Habito a floresta onde viviam os meus desde que nasci e eu não digo a todos os brancos que a descobri

“Nós descobrimos estas terras! Possuímos os livros e, por isso, somos importantes!”, dizem os brancos. Mas são apenas palavras de mentira. Eles não fizeram mais que tomar as terras das gentes da floresta para se pôr a devastá-Ias. Todas as terras foram criadas em uma única vez, as dos brancos e as nossas, ao mesmo tempo que o céu. Tudo isso existe desde os primeiros tempos, quando Omama nos fez existir. É por isso que não creio nessas palavras de descobrir a terra do Brasil. Ela não estava vazia! Creio que os brancos querem sempre se apoderar de nossa terra, é por isso que repetem essas palavras. São também as dos garimpeiros a propósito de nossa floresta: “Os Yanomami não habitavam aqui, eles vêm de outro lugar! Esta terra estava vazia, queremos trabalhar nela!”. Mas eu, sou filho dos antigos Yanomami, habito a floresta onde viviam os meus desde que nasci e eu não digo a todos os brancos que a descobri! Ela sempre esteve ali, antes de mim. Eu não digo: “Eu descobri esta terra porque meus olhos caíram sobre ela, portanto a possuo!”. Ela existe desde sempre, antes de mim. Eu não digo: “Eu descobri o céu!”. Também não clamo: “Eu descobri os peixes, eu descobri a caça!”. Eles sempre estiveram lá, desde os primeiros tempos. Digo simplesmente que também os como, isso é tudo.

O Povo das Mercadorias

Quando viajei para longe, vi a terra dos brancos, lá onde havia muito tempo viviam seus ancestrais. Visitei a terra que eles chamam Eropa. Era sua floresta, mas eles a desnudaram pouco a pouco cortando suas árvores para construir suas casas. Eles fizeram muitos filhos, não pararam de aumentar, e não havia mais floresta. Então, eles pararam de caçar, não havia mais caça também. Depois, seus filhos puseram-se a fabricar mercadorias e seu espírito começou a obscurecer-se por causa de todos esses bens sobre os quais fixaram seu pensamento. Eles construíram casas de pedra, para que não se deteriorassem. Continuaram a destruir a floresta, dizendo-se: “Nós vamos nos tornar o povo das mercadorias! Vamos fabricar muitas delas e dinheiro também! Assim, quando formos realmente muito numerosos, jamais seremos miseráveis!”. Foi com esse pensamento que eles acabaram com sua floresta e sujaram seus rios. Agora, só bebem água “embrulhada”, que precisam comprar. A água de verdade, a que corre nos rios, já não é boa para beber.

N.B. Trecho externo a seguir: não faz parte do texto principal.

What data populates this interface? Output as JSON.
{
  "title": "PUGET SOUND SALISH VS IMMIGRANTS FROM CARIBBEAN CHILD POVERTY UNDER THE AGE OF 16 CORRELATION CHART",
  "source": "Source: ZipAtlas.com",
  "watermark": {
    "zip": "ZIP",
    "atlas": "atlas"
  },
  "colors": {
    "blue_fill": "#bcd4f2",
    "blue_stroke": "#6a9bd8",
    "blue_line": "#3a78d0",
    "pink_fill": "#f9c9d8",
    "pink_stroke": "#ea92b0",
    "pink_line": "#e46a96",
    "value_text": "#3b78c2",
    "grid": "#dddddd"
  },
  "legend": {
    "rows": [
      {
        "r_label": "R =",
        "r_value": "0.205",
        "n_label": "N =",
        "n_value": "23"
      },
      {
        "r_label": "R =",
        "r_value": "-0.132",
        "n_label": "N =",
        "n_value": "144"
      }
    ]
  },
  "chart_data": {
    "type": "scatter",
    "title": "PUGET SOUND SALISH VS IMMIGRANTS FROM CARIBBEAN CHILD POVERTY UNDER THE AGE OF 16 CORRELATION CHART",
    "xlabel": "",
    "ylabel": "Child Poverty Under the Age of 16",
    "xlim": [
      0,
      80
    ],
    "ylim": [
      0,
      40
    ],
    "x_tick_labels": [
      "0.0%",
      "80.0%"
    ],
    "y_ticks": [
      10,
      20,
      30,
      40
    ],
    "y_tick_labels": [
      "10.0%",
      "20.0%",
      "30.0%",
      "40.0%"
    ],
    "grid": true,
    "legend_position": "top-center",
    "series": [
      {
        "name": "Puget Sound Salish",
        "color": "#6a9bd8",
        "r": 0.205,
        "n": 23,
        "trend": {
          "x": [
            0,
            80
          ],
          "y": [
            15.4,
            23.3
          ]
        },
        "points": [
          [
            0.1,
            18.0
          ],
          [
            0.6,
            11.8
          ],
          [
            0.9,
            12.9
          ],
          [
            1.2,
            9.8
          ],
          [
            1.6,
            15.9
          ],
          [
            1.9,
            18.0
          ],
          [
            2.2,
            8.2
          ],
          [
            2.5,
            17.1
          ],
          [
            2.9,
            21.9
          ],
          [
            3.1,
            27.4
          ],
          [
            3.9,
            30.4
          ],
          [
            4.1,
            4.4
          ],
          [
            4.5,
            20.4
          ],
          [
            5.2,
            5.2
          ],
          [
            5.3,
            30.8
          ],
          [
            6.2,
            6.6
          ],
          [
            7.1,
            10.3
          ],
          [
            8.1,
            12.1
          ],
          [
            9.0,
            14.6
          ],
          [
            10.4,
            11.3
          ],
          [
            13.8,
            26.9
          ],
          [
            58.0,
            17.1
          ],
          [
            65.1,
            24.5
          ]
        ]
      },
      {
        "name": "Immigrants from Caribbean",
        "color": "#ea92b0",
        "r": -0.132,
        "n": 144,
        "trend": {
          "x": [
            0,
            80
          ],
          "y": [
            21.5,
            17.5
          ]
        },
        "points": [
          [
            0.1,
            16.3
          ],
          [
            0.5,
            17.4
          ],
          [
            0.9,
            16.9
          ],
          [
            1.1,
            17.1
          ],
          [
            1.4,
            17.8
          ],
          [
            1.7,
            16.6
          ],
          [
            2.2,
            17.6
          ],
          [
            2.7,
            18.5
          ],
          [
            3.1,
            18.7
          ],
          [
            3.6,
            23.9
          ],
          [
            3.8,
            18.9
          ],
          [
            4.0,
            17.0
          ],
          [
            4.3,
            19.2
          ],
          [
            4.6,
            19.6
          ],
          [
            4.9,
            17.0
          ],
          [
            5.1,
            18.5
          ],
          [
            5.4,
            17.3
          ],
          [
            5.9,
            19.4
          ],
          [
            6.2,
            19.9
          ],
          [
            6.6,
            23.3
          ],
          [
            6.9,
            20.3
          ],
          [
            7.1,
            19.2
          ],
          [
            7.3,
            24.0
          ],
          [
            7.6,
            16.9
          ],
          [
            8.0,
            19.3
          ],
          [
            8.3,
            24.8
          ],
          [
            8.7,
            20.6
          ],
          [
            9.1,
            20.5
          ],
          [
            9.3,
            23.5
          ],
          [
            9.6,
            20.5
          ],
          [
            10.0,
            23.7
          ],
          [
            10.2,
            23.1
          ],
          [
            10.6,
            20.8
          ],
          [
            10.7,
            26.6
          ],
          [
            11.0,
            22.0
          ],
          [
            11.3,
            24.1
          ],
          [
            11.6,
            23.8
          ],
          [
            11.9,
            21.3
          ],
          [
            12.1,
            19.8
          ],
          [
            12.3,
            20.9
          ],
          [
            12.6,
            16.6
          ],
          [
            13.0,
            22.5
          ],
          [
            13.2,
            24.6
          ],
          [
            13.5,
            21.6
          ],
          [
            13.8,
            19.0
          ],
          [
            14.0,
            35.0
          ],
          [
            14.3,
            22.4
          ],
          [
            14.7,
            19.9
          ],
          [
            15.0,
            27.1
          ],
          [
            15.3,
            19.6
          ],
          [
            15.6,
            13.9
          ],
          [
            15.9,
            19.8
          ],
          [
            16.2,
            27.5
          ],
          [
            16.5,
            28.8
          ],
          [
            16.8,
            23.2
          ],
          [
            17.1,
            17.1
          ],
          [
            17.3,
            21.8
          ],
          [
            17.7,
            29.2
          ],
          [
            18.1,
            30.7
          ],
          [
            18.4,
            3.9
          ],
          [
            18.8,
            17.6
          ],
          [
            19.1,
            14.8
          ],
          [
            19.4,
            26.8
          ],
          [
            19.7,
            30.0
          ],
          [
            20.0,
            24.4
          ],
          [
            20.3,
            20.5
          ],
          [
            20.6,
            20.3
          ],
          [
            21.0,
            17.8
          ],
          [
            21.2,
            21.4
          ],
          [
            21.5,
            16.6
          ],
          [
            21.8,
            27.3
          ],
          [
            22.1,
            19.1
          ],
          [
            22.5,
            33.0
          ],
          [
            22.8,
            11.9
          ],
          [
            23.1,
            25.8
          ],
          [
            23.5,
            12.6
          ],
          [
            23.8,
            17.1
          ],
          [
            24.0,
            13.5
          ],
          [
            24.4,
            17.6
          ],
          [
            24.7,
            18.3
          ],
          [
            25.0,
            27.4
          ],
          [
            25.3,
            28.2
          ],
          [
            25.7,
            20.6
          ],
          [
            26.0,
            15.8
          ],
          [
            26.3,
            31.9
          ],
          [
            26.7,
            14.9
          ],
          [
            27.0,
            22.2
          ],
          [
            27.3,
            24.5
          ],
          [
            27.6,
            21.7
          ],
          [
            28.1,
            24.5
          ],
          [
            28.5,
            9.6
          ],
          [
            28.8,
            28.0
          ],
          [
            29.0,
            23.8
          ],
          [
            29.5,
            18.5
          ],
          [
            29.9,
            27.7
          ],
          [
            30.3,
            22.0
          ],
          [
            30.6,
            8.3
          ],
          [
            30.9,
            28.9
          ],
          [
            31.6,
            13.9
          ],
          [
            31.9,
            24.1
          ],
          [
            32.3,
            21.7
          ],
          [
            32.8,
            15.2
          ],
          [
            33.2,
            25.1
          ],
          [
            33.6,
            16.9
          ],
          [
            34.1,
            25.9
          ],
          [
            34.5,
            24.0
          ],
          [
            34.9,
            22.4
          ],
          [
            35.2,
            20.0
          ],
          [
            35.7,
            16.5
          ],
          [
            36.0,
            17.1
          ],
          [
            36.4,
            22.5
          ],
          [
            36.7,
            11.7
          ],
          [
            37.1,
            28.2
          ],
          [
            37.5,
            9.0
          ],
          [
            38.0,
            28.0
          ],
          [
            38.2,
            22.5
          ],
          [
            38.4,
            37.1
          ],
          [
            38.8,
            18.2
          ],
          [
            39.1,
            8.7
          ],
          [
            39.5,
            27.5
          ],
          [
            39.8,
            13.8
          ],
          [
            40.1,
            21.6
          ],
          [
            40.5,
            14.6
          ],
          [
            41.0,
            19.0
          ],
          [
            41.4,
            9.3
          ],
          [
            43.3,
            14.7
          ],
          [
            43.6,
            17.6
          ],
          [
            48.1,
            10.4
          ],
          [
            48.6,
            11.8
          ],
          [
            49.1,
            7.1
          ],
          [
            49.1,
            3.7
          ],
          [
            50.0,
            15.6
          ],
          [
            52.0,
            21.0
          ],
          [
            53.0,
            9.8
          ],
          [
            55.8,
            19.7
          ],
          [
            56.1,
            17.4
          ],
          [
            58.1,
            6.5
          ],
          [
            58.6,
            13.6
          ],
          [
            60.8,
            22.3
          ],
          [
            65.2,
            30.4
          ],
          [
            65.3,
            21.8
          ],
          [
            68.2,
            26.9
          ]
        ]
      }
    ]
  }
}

Primeiro estragaram sua própria terra antes de ir trabalhar nas dos outros para aumentar suas mercadorias sem parar

Nos primeiros tempos, os brancos viviam como nós na floresta e seus ancestrais eram pouco numerosos. Omama transmitiu também a eles suas palavras, mas não o escutaram. Pensaram que eram mentiras e puseram-se a procurar minerais e petróleo por toda parte, todas essas coisas perigosas que Omama quisera ocultar sob a terra e a água porque seu calor é perigoso. Mas os brancos as encontraram e pensaram fazer com elas ferramentas, máquinas, carros e aviões. Eles se tomaram eufóricos e se disseram: “Nós somos os únicos a ser tão engenhosos, só nós sabemos realmente fabricar as mercadorias e as máquinas!”. Foi nesse momento que eles perderam realmente toda sabedoria. Primeiro estragaram sua própria terra antes de ir trabalhar nas dos outros para aumentar suas mercadorias sem parar. Nunca mais eles se disseram: “Se destruirmos a terra, será que seremos capazes de recriar uma outra?”.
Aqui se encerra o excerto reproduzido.